There may have been other guys who drew the unenviable task of shadowing Hull over his long and illustrious career. But the four players I’ve mentioned above were, in my recollection, the ones who stood out the most.

And while they all gained some degree of acclaim for their efforts, in the long run, Hull’s talents over-shadowed the good work of the individuals and teams who aimed to contain him. He finished his splendid career with over 900 regular season goals (NHL and WHA combined) and well over a thousand, if we take playoffs into account. He won a Stanley Cup with the Hawks and championships in the WHA as well with the Winnipeg Jets. He changed hockey forever when he signed what was, for the time, a lucrative long-term contact to jump to the new league in the early 1970s. The WHA gained credibility because of Hull, and salaries jumped across the board in both leagues, ultimately forcing the NHL to merge with some of the WHA franchises in 1979.
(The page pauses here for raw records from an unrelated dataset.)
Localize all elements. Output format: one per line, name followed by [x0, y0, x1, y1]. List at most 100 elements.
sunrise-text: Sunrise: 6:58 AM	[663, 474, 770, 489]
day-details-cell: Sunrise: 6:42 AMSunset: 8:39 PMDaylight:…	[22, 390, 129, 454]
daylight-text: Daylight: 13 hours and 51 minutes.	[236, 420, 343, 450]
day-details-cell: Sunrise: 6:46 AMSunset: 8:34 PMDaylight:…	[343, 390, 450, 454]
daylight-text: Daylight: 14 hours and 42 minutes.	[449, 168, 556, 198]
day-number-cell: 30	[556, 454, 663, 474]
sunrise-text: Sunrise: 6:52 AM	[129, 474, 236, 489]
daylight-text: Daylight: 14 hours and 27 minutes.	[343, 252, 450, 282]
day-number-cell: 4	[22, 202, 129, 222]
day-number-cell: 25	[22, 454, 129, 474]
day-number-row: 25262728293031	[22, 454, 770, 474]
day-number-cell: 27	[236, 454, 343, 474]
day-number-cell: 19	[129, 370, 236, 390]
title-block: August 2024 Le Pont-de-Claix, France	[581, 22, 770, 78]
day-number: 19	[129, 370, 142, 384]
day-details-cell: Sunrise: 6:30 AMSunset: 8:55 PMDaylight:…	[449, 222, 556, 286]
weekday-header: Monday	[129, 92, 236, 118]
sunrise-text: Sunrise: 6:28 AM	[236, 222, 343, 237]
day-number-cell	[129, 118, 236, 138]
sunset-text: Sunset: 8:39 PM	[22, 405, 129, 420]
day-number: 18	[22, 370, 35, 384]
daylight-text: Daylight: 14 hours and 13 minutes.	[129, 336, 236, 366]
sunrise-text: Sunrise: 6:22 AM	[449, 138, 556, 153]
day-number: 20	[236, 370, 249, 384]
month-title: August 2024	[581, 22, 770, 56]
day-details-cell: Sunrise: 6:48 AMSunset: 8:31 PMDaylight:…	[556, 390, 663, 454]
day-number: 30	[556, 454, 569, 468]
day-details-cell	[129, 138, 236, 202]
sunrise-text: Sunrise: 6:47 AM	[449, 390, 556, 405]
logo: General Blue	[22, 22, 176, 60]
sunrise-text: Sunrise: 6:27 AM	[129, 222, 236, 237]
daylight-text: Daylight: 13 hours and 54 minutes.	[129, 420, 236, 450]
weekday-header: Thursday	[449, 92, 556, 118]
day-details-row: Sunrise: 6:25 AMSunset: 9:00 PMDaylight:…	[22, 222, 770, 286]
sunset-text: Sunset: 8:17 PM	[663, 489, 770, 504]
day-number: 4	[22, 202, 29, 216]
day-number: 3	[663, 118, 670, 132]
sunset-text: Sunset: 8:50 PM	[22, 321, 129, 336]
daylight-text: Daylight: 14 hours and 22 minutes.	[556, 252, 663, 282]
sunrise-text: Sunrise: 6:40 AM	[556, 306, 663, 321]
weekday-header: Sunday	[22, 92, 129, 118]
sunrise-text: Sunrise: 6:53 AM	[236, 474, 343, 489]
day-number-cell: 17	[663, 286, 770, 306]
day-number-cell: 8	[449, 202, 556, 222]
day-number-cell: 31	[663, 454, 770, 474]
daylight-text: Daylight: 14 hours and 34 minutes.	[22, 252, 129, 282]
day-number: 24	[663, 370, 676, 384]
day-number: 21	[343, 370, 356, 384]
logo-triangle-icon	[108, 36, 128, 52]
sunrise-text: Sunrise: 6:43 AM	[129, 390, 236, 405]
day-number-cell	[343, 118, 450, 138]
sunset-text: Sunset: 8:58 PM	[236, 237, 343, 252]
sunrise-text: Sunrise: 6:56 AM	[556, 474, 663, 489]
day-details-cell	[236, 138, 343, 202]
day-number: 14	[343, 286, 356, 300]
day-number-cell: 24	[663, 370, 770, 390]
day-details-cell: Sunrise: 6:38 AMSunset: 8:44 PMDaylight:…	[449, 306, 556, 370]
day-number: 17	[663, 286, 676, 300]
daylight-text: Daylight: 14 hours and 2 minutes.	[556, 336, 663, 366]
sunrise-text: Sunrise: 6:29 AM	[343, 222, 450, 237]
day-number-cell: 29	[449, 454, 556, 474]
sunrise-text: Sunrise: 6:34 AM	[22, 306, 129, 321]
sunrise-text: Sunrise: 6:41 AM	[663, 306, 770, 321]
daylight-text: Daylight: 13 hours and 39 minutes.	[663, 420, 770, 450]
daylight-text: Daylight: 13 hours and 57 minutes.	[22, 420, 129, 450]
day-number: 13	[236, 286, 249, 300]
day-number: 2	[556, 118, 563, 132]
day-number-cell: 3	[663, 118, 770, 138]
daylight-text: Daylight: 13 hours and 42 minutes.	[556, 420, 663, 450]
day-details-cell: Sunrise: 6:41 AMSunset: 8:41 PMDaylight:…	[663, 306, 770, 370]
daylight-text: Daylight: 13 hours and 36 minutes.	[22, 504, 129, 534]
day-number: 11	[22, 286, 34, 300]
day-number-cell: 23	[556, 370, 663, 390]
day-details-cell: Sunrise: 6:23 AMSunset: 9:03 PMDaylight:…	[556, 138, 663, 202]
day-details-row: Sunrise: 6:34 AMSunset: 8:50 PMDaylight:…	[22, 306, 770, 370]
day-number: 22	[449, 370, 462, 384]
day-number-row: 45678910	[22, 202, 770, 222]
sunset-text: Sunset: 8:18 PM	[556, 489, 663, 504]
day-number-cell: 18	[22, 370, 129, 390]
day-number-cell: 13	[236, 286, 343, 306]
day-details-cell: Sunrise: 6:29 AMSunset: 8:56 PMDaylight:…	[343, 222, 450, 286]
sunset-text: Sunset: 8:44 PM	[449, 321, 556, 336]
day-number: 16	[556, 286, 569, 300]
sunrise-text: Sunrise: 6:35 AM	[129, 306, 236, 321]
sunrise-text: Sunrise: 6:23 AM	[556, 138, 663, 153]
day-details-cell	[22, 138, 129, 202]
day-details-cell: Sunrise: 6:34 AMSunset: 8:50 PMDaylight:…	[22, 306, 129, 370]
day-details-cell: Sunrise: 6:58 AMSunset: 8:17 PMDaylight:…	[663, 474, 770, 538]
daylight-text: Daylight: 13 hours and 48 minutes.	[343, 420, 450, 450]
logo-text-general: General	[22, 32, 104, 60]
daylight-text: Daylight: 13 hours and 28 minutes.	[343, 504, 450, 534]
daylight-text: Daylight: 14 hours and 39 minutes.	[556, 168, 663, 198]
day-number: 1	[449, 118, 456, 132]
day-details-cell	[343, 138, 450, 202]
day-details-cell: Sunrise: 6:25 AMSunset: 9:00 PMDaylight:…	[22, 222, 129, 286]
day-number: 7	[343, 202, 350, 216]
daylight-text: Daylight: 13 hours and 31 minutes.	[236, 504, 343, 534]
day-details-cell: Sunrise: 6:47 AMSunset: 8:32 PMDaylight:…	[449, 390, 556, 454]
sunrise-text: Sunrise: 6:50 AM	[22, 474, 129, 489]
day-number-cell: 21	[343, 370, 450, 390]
If there was something beyond Hall-of-Fame recognition, Hull would have achieved that, too. In his era he was in a special class with the old all-time greats like Harvey, Beliveau, the Rocket, Howe and Orr.

As a Leaf fan, he was one of the few guys—like Howe and later Orr- who made me nervous every time they were on the ice.

Teams don’t defend the same way nowadays in an effort to control the superstar forwards like Crosby and Ovechkin, but I’ll always remember, back in the ‘60s, how NHL teams tried to slow Hull down with a “shadow”—especially in the playoffs.